Sorry to hear of your tire issue. If you have the space to accommodate a 16" tire then that is the way to go using LT tires rated for the weight. Chines tires are not worth the gamble in my opinion. Good luck with repairs and finding new tires. If you stay with ST tires then Maxxis may be your best bet.


----------



## KEN5150

Tiger02 said:


> Sorry to hear of your tire issue. If you have the space to accommodate a 16" tire then that is the way to go using LT tires rated for the weight. Chines tires are not worth the gamble in my opinion. Good luck with repairs and finding new tires. If you stay with ST tires then Maxxis may be your best bet.
> 
> Yeah tiger, I went with a set of Maxis 8008. If you look at the reviews on the DOT website maxxis (cheng shin) only had two complaints versus power King towMax had over 57 complaints. Towmax is complete junk.


----------



## Justman

Tires are one of those things you want to go with the upper end on. I have never had good luck with tires, but the Maxxis I had didn't give me any trouble.


----------



## rkimzey

I'm also sorry to hear of your tire issue. I had a similar problem last August when coming back from a fairly long camping trial out west. Coming out of Atlanta - heading east, we found out about the Towmax problems as well. I think we were luckier than you but still found out what a blowout will do to the underside of the camper. We limped on home and then went with a larger "F" rated tire made by Carlisle (ST235/85/R16). However, what I found out is that I think they're all made in China these days. I think the Maxxis tires are made there as well. The only one - for RV's - I could find made in the U.S. was a Goodyear tire (G rated) but in order to get it I had to change rims as well. Oh yeah, it appeared as though I'd probably have to take out a loan for them as well. So...............I went with the Carlisle's. Good luck to you in the future.


----------



## outbackgeorgia

I have had excellent service from the Maxxis 8008 radial tires.
Dave


----------



## BradG47FL

outbackgeorgia said:


> I have had excellent service from the Maxxis 8008 radial tires.
> Dave


We had a 2007 EnduraMax 39' 5er Toy Hauler that was a triple axle affair which was super heavy and it was really hard on tires. I had the right rear tire blow twice in about 2 years costing thousands of dollars each time. I was really worried about putting yet another set of ST tires on it and having to constantly be looking in the rear view mirror for the smoke and flying parts that happen when a tire lets loose.

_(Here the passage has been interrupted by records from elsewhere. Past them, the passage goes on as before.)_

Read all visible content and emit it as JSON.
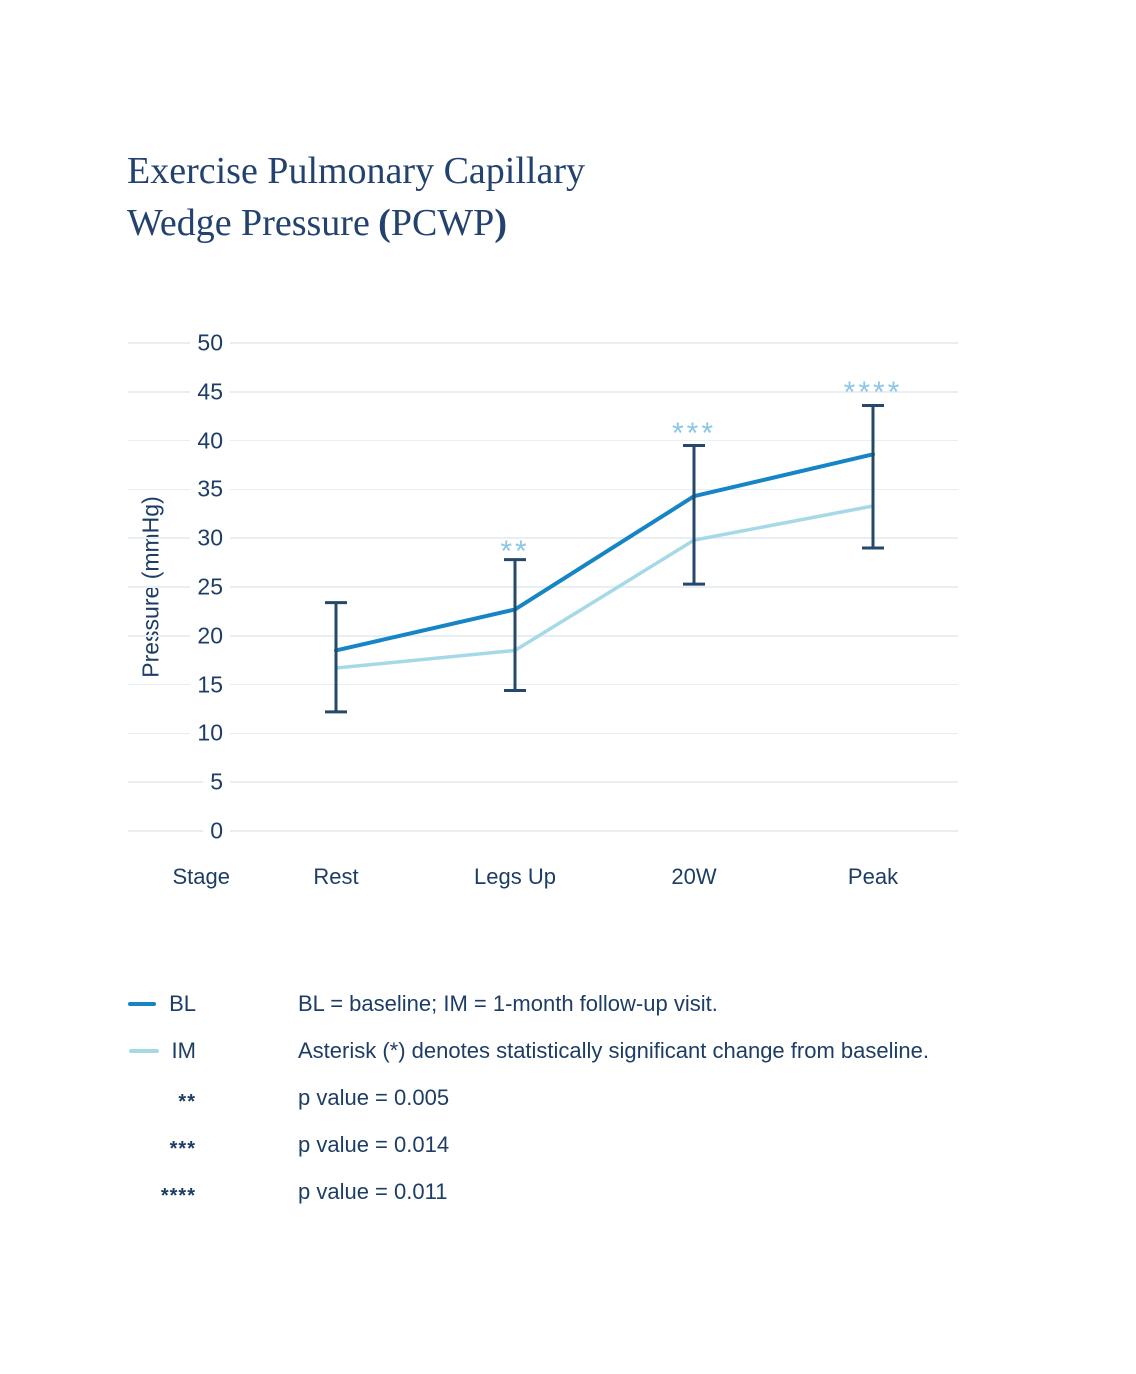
{
  "title": {
    "line1": "Exercise Pulmonary Capillary",
    "line2": "Wedge Pressure",
    "paren_open": "(",
    "acronym": "PCWP",
    "paren_close": ")"
  },
  "chart_data": {
    "type": "line",
    "categories": [
      "Rest",
      "Legs Up",
      "20W",
      "Peak"
    ],
    "series": [
      {
        "name": "BL",
        "color": "#1585c5",
        "values": [
          18.5,
          22.7,
          34.3,
          38.6
        ]
      },
      {
        "name": "IM",
        "color": "#a6d9e8",
        "values": [
          16.7,
          18.5,
          29.8,
          33.3
        ]
      }
    ],
    "error_bars": [
      {
        "category": "Rest",
        "low": 12.2,
        "high": 23.4
      },
      {
        "category": "Legs Up",
        "low": 14.4,
        "high": 27.8
      },
      {
        "category": "20W",
        "low": 25.3,
        "high": 39.5
      },
      {
        "category": "Peak",
        "low": 29.0,
        "high": 43.6
      }
    ],
    "annotations": [
      {
        "category": "Legs Up",
        "text": "**",
        "y": 29.1
      },
      {
        "category": "20W",
        "text": "***",
        "y": 41.2
      },
      {
        "category": "Peak",
        "text": "****",
        "y": 45.4
      }
    ],
    "title": "Exercise Pulmonary Capillary Wedge Pressure (PCWP)",
    "xlabel": "Stage",
    "ylabel": "Pressure (mmHg)",
    "ylim": [
      0,
      50
    ],
    "yticks": [
      50,
      45,
      40,
      35,
      30,
      25,
      20,
      15,
      10,
      5,
      0
    ],
    "grid": true,
    "legend_position": "bottom-left"
  },
  "legend": {
    "items": [
      {
        "key": "BL",
        "swatch": "bl-line",
        "description": "BL = baseline; IM = 1-month follow-up visit."
      },
      {
        "key": "IM",
        "swatch": "im-line",
        "description": "Asterisk (*) denotes statistically significant change from baseline."
      },
      {
        "key": "**",
        "swatch": "none",
        "description": "p value = 0.005"
      },
      {
        "key": "***",
        "swatch": "none",
        "description": "p value = 0.014"
      },
      {
        "key": "****",
        "swatch": "none",
        "description": "p value = 0.011"
      }
    ]
  },
  "colors": {
    "title": "#24426f",
    "text": "#1e3d66",
    "bl_line": "#1585c5",
    "im_line": "#a6d9e8",
    "error_bar": "#25496b",
    "asterisk": "#8cc6e5",
    "grid": "#e9eef2",
    "background": "#ffffff"
  }
}
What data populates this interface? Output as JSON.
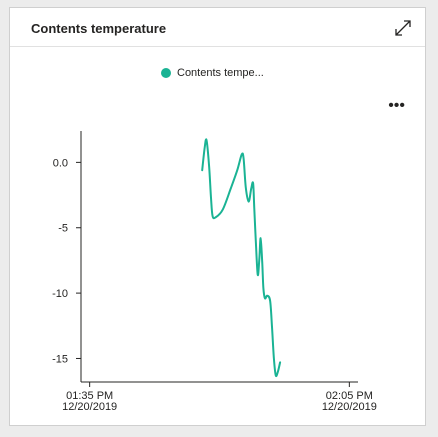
{
  "card": {
    "title": "Contents temperature",
    "expand_icon": "expand-icon",
    "more_icon": "more-options-icon",
    "more_label": "•••"
  },
  "legend": {
    "label": "Contents tempe...",
    "color": "#1ab394"
  },
  "chart_data": {
    "type": "line",
    "title": "Contents temperature",
    "xlabel": "",
    "ylabel": "",
    "ylim": [
      -16.8,
      2.4
    ],
    "yticks": [
      {
        "value": 0,
        "label": "0.0"
      },
      {
        "value": -5,
        "label": "-5"
      },
      {
        "value": -10,
        "label": "-10"
      },
      {
        "value": -15,
        "label": "-15"
      }
    ],
    "xlim": [
      "12/20/2019 13:34",
      "12/20/2019 14:06"
    ],
    "xticks": [
      {
        "value": "12/20/2019 13:35",
        "line1": "01:35 PM",
        "line2": "12/20/2019"
      },
      {
        "value": "12/20/2019 14:05",
        "line1": "02:05 PM",
        "line2": "12/20/2019"
      }
    ],
    "series": [
      {
        "name": "Contents tempe...",
        "color": "#1ab394",
        "points": [
          [
            "12/20/2019 13:48:00",
            -0.6
          ],
          [
            "12/20/2019 13:48:17",
            1.1
          ],
          [
            "12/20/2019 13:48:30",
            1.7
          ],
          [
            "12/20/2019 13:48:48",
            -0.3
          ],
          [
            "12/20/2019 13:49:01",
            -2.7
          ],
          [
            "12/20/2019 13:49:12",
            -4.1
          ],
          [
            "12/20/2019 13:49:34",
            -4.2
          ],
          [
            "12/20/2019 13:50:23",
            -3.6
          ],
          [
            "12/20/2019 13:51:18",
            -2.0
          ],
          [
            "12/20/2019 13:52:03",
            -0.6
          ],
          [
            "12/20/2019 13:52:34",
            0.6
          ],
          [
            "12/20/2019 13:52:47",
            0.3
          ],
          [
            "12/20/2019 13:53:02",
            -1.9
          ],
          [
            "12/20/2019 13:53:22",
            -3.0
          ],
          [
            "12/20/2019 13:53:40",
            -2.0
          ],
          [
            "12/20/2019 13:53:53",
            -1.6
          ],
          [
            "12/20/2019 13:54:01",
            -3.5
          ],
          [
            "12/20/2019 13:54:12",
            -6.1
          ],
          [
            "12/20/2019 13:54:25",
            -8.6
          ],
          [
            "12/20/2019 13:54:36",
            -7.4
          ],
          [
            "12/20/2019 13:54:45",
            -5.8
          ],
          [
            "12/20/2019 13:54:56",
            -7.6
          ],
          [
            "12/20/2019 13:55:04",
            -9.6
          ],
          [
            "12/20/2019 13:55:15",
            -10.4
          ],
          [
            "12/20/2019 13:55:31",
            -10.2
          ],
          [
            "12/20/2019 13:55:51",
            -10.6
          ],
          [
            "12/20/2019 13:56:04",
            -12.6
          ],
          [
            "12/20/2019 13:56:17",
            -15.0
          ],
          [
            "12/20/2019 13:56:30",
            -16.3
          ],
          [
            "12/20/2019 13:56:45",
            -16.0
          ],
          [
            "12/20/2019 13:57:00",
            -15.3
          ]
        ]
      }
    ]
  }
}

We had OK luck with a set of Maxxis M8008 back in like 2010 but a friend of mine that sells tires says the Maxxis tires are starting to fail too so he won't install them, apparently there were production changes. He convinced me to spend the extra money on LT truck tires and I highly recommend you put LT truck tires on your rig. Find a set that is the exact same size or really close. Any reputable tire shop can figure out that will work. I went with BF Goodrich TransForce HT tire back in 2012 and we put 3+ years and many thousands of miles on them and they still look great with very little wear. It may be hard to believe there is that much difference but likely others will agree if they have done the same.

We just traded that 07 5er for a 2016 Outback 324CG so it still has the stock tires which I assume are typical junk ST tires so I'll be looking to put LT truck tires on the new rig for peace of mind.


----------